Academic Bridge Program Puts Students on Path to Success at UT Dallas

  • Geosciences sophomore Carla Lara (left) gets assistance from Rosalinda Valenzuela BA'04, MA'08, PhD'12, Academic Bridge project supervisor, at the program's offices. In 2000, Valenzuela was a student in the inaugural Academic Bridge group.

This summer, Tamara Harrell has spent her mornings in classes, her afternoons in tutoring sessions and her evenings doing homework, lots of homework.

The neuroscience freshman said she has never worked so hard in school, and credits The University of Texas at Dallas’ Academic Bridge Program for helping her take her skills to a new level.

“I knew that college was going to be challenging. Now that I’m here, I’m learning different study habits that have helped me adjust from high school studying to college studying,” said Harrell, a DeSoto High School graduate who wants to be a neurosurgeon. “If I hadn’t had this in the summer, the fall semester would have been all over the place.”

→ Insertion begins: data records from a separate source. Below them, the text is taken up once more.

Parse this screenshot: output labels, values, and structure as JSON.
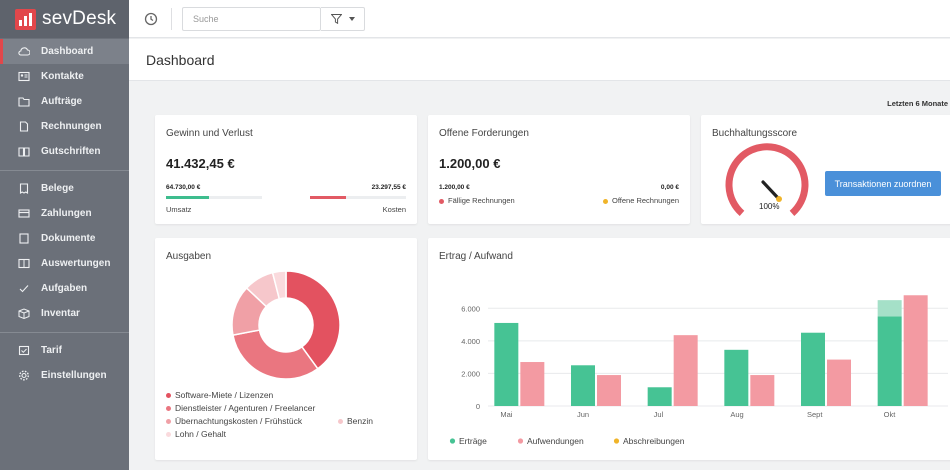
{
  "brand": {
    "name": "sevDesk",
    "color": "#e2474b"
  },
  "sidebar": {
    "groups": [
      [
        {
          "label": "Dashboard",
          "icon": "cloud-icon",
          "active": true
        },
        {
          "label": "Kontakte",
          "icon": "contacts-icon"
        },
        {
          "label": "Aufträge",
          "icon": "folder-icon"
        },
        {
          "label": "Rechnungen",
          "icon": "document-icon"
        },
        {
          "label": "Gutschriften",
          "icon": "book-icon"
        }
      ],
      [
        {
          "label": "Belege",
          "icon": "receipt-icon"
        },
        {
          "label": "Zahlungen",
          "icon": "card-icon"
        },
        {
          "label": "Dokumente",
          "icon": "file-icon"
        },
        {
          "label": "Auswertungen",
          "icon": "report-icon"
        },
        {
          "label": "Aufgaben",
          "icon": "check-icon"
        },
        {
          "label": "Inventar",
          "icon": "box-icon"
        }
      ],
      [
        {
          "label": "Tarif",
          "icon": "tarif-icon"
        },
        {
          "label": "Einstellungen",
          "icon": "gear-icon"
        }
      ]
    ]
  },
  "topbar": {
    "search_placeholder": "Suche",
    "filter_icon": "filter-icon",
    "history_icon": "clock-icon"
  },
  "page": {
    "title": "Dashboard",
    "period": "Letzten 6 Monate"
  },
  "profit_loss": {
    "title": "Gewinn und Verlust",
    "total": "41.432,45 €",
    "revenue_value": "64.730,00 €",
    "revenue_label": "Umsatz",
    "revenue_fill": 0.45,
    "cost_value": "23.297,55 €",
    "cost_label": "Kosten",
    "cost_fill": 0.37,
    "revenue_color": "#3ebd8e",
    "cost_color": "#e25a64"
  },
  "receivables": {
    "title": "Offene Forderungen",
    "total": "1.200,00 €",
    "due_value": "1.200,00 €",
    "open_value": "0,00 €",
    "due_label": "Fällige Rechnungen",
    "open_label": "Offene Rechnungen",
    "due_color": "#e25a64",
    "open_color": "#f0b429"
  },
  "score": {
    "title": "Buchhaltungsscore",
    "value_label": "100%",
    "value": 1.0,
    "button_label": "Transaktionen zuordnen"
  },
  "expenses": {
    "title": "Ausgaben",
    "legend": [
      {
        "label": "Software-Miete / Lizenzen",
        "color": "#e35260"
      },
      {
        "label": "Dienstleister / Agenturen / Freelancer",
        "color": "#ea7680"
      },
      {
        "label": "Übernachtungskosten / Frühstück",
        "color": "#f0a0a6"
      },
      {
        "label": "Benzin",
        "color": "#f6c7cb"
      },
      {
        "label": "Lohn / Gehalt",
        "color": "#fadadd"
      }
    ]
  },
  "chart_data": {
    "type": "bar",
    "title": "Ertrag / Aufwand",
    "categories": [
      "Mai",
      "Jun",
      "Jul",
      "Aug",
      "Sept",
      "Okt"
    ],
    "series": [
      {
        "name": "Erträge",
        "color": "#46c394",
        "values": [
          5100,
          2500,
          1150,
          3450,
          4500,
          5500
        ]
      },
      {
        "name": "Aufwendungen",
        "color": "#f39aa2",
        "values": [
          2700,
          1900,
          4350,
          1900,
          2850,
          6800
        ]
      },
      {
        "name": "Abschreibungen",
        "color": "#f0b429",
        "values": [
          0,
          0,
          0,
          0,
          0,
          0
        ]
      }
    ],
    "stack_top": {
      "category": "Okt",
      "series": "Erträge",
      "value": 1000,
      "color": "#a5e0c8"
    },
    "y_ticks": [
      "0",
      "2.000",
      "4.000",
      "6.000"
    ],
    "ylim": [
      0,
      7000
    ],
    "legend_position": "bottom"
  },
  "expenses_chart": {
    "type": "pie",
    "labels": [
      "Software-Miete / Lizenzen",
      "Dienstleister / Agenturen / Freelancer",
      "Übernachtungskosten / Frühstück",
      "Benzin",
      "Lohn / Gehalt"
    ],
    "values": [
      40,
      32,
      15,
      9,
      4
    ]
  }
}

Academic Bridge provides services including tutoring, mentoring, housing and financial assistance to students from underrepresented communities. Students start courses in the summer as part of the program, which is supported by funds from the Texas Legislature, the University and private donations.

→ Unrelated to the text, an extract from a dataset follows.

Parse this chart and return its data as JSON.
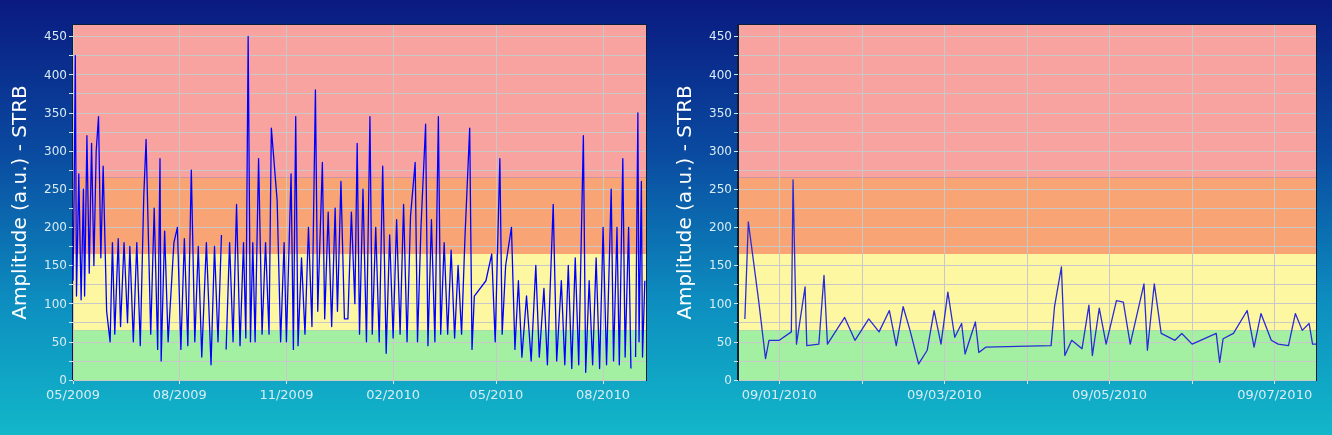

After a month in the program, several of the 30 freshmen in this year’s group said they learned new time-management skills and study habits that helped them with the faster pace of college courses.

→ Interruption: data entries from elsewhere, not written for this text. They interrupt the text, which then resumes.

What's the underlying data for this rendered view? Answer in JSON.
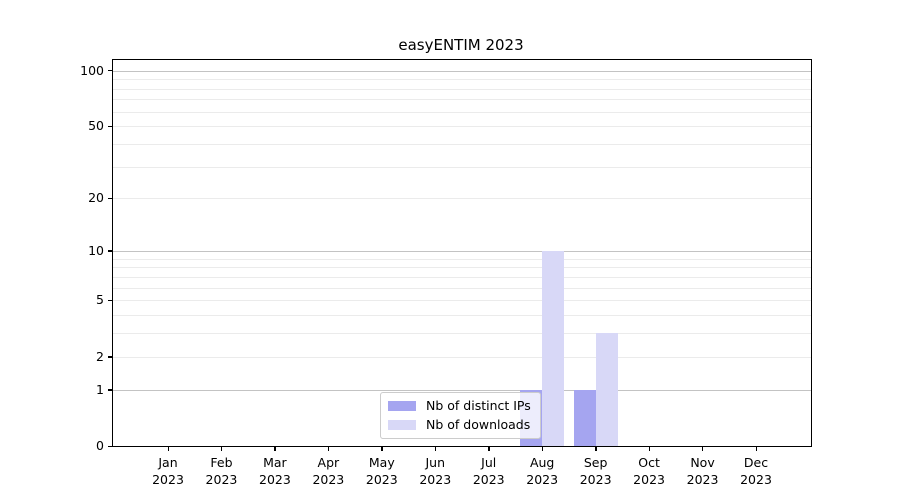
{
  "chart_data": {
    "type": "bar",
    "title": "easyENTIM 2023",
    "categories": [
      "Jan",
      "Feb",
      "Mar",
      "Apr",
      "May",
      "Jun",
      "Jul",
      "Aug",
      "Sep",
      "Oct",
      "Nov",
      "Dec"
    ],
    "category_year": "2023",
    "series": [
      {
        "name": "Nb of distinct IPs",
        "color": "#a5a5f0",
        "values": [
          0,
          0,
          0,
          0,
          0,
          0,
          0,
          1,
          1,
          0,
          0,
          0
        ]
      },
      {
        "name": "Nb of downloads",
        "color": "#d8d8f7",
        "values": [
          0,
          0,
          0,
          0,
          0,
          0,
          0,
          10,
          3,
          0,
          0,
          0
        ]
      }
    ],
    "y_axis": {
      "scale": "log1p",
      "tick_values": [
        0,
        1,
        2,
        5,
        10,
        20,
        50,
        100
      ],
      "major_gridlines": [
        1,
        10,
        100
      ],
      "minor_gridlines": [
        2,
        3,
        4,
        5,
        6,
        7,
        8,
        9,
        20,
        30,
        40,
        50,
        60,
        70,
        80,
        90
      ],
      "ylim": [
        0,
        114
      ]
    },
    "xlabel": "",
    "ylabel": "",
    "grid": true,
    "legend_position": "lower center, inside plot"
  },
  "colors": {
    "background": "#ffffff",
    "axis_frame": "#000000",
    "major_grid": "#c3c3c3",
    "minor_grid": "#ebebeb",
    "legend_border": "#cccccc",
    "legend_background": "rgba(255,255,255,0.8)",
    "text": "#000000"
  }
}
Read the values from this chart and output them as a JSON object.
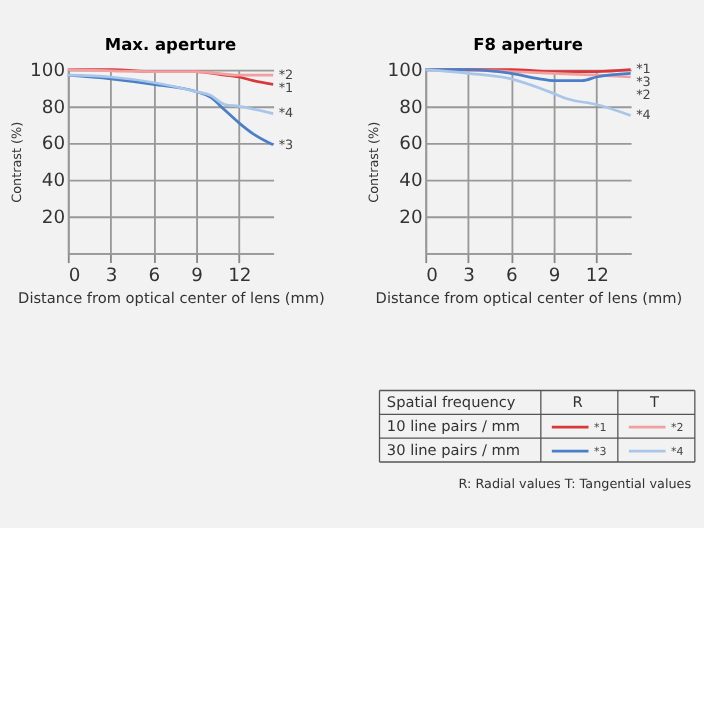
{
  "chart_data": [
    {
      "type": "line",
      "title": "Max. aperture",
      "xlabel": "Distance from optical center of lens (mm)",
      "ylabel": "Contrast (%)",
      "xlim": [
        0,
        14.4
      ],
      "xticks": [
        0,
        3,
        6,
        9,
        12
      ],
      "ylim": [
        0,
        100
      ],
      "yticks": [
        {
          "value": 0,
          "label": null
        },
        20,
        40,
        60,
        80,
        100
      ],
      "grid": true,
      "marker": "none",
      "line_style": "solid",
      "series": [
        {
          "name": "*1",
          "color": "#d9383a",
          "x": [
            0,
            3,
            6,
            9,
            11,
            12,
            13,
            14.4
          ],
          "values": [
            100,
            100,
            99,
            99,
            97,
            96,
            94,
            92
          ]
        },
        {
          "name": "*2",
          "color": "#f0a0a0",
          "x": [
            0,
            6,
            9,
            12,
            14.4
          ],
          "values": [
            100,
            99,
            99,
            97,
            97
          ]
        },
        {
          "name": "*3",
          "color": "#4a7fc8",
          "x": [
            0,
            3,
            6,
            9,
            10,
            11,
            12,
            13,
            14.4
          ],
          "values": [
            97,
            95,
            92,
            88,
            85,
            78,
            71,
            65,
            59
          ]
        },
        {
          "name": "*4",
          "color": "#a9c6e8",
          "x": [
            0,
            3,
            6,
            9,
            10,
            11,
            12,
            14.4
          ],
          "values": [
            97,
            96,
            93,
            88,
            86,
            81,
            80,
            76
          ]
        }
      ]
    },
    {
      "type": "line",
      "title": "F8 aperture",
      "xlabel": "Distance from optical center of lens (mm)",
      "ylabel": "Contrast (%)",
      "xlim": [
        0,
        14.4
      ],
      "xticks": [
        0,
        3,
        6,
        9,
        12
      ],
      "ylim": [
        0,
        100
      ],
      "yticks": [
        {
          "value": 0,
          "label": null
        },
        20,
        40,
        60,
        80,
        100
      ],
      "grid": true,
      "legend": "bottom right",
      "marker": "none",
      "line_style": "solid",
      "series": [
        {
          "name": "*1",
          "color": "#d9383a",
          "x": [
            0,
            6,
            9,
            12,
            14.4
          ],
          "values": [
            100,
            100,
            99,
            99,
            100
          ]
        },
        {
          "name": "*2",
          "color": "#f0a0a0",
          "x": [
            0,
            6,
            9,
            12,
            14.4
          ],
          "values": [
            100,
            99,
            98,
            97,
            96
          ]
        },
        {
          "name": "*3",
          "color": "#4a7fc8",
          "x": [
            0,
            3,
            6,
            8,
            9,
            10,
            11,
            12,
            14.4
          ],
          "values": [
            100,
            100,
            98,
            95,
            94,
            94,
            94,
            96,
            98
          ]
        },
        {
          "name": "*4",
          "color": "#a9c6e8",
          "x": [
            0,
            3,
            6,
            8,
            9,
            10,
            12,
            14.4
          ],
          "values": [
            100,
            98,
            95,
            90,
            87,
            84,
            81,
            75
          ]
        }
      ],
      "annotations": [
        "Spatial frequency",
        "R",
        "T",
        "10 line pairs / mm",
        "30 line pairs / mm",
        "R: Radial values  T: Tangential values"
      ]
    }
  ]
}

“When a class meets once a week, at first you’re thinking ‘OK, I have a week to do this assignment.’ But you can’t wait that long,” said Luis Soto, a mechanical engineering freshman who graduated from the School of Science and Engineering at Yvonne A. Ewell Townview Center in Dallas.

Soto and other classmates said college classes have been a “wake-up call.”

“The tutors have helped us by showing us that we need to be studying every day to get a good grade. It’s not just go to class and get the information, but you also have to look over it afterward,” Soto said. “There’s so much they go over in one class. It’s not something you can easily learn at once.”

I decided to go to tutoring every day, and I’m seeing the difference. It’s such a rewarding thing when you see the difference it makes when you put in the work.

Aolany Sanchez, neuroscience freshman

Neuroscience freshman Aolany Sanchez said she applied to Academic Bridge after seeing her brother, computer science junior Hepson Sanchez, flourish in the program.

“At first, I thought it was going to be easy, but no, it’s not easy,” said Sanchez, a graduate of Irma Lerma Rangel Young Women’s Leadership School in Dallas. She said she initially was overwhelmed in her pre-calculus class.

“I decided to go to tutoring every day, and I’m seeing the difference. It’s such a rewarding thing when you see the difference it makes when you put in the work,” said Sanchez, who aspires to be a pediatrician.

Desta Seifu BS’01, assistant director and head of academics for Academic Bridge Program, said he urges students to work with a tutor until they can do the problems on their own.

“From day one, I preach that the successful ones are at the tutoring lab until they get it right, regardless of the time required,” said Seifu, who leads Academic Bridge’s group tutoring sessions.

Academic Bridge students are required to attend weekly meetings in which they pledge to attend tutoring sessions, be academically honest and remain alcohol- and drug-free. Halfway through the summer, Dr. George Fair, vice president for diversity and community engagement and dean of the School of Interdisciplinary Studies, encouraged students as they entered the final stretch of summer classes.

“Our intent is for all of you to be successful,” said Fair, who developed the program in 2000. “We believe that all of you can be successful. Keep up the good work.”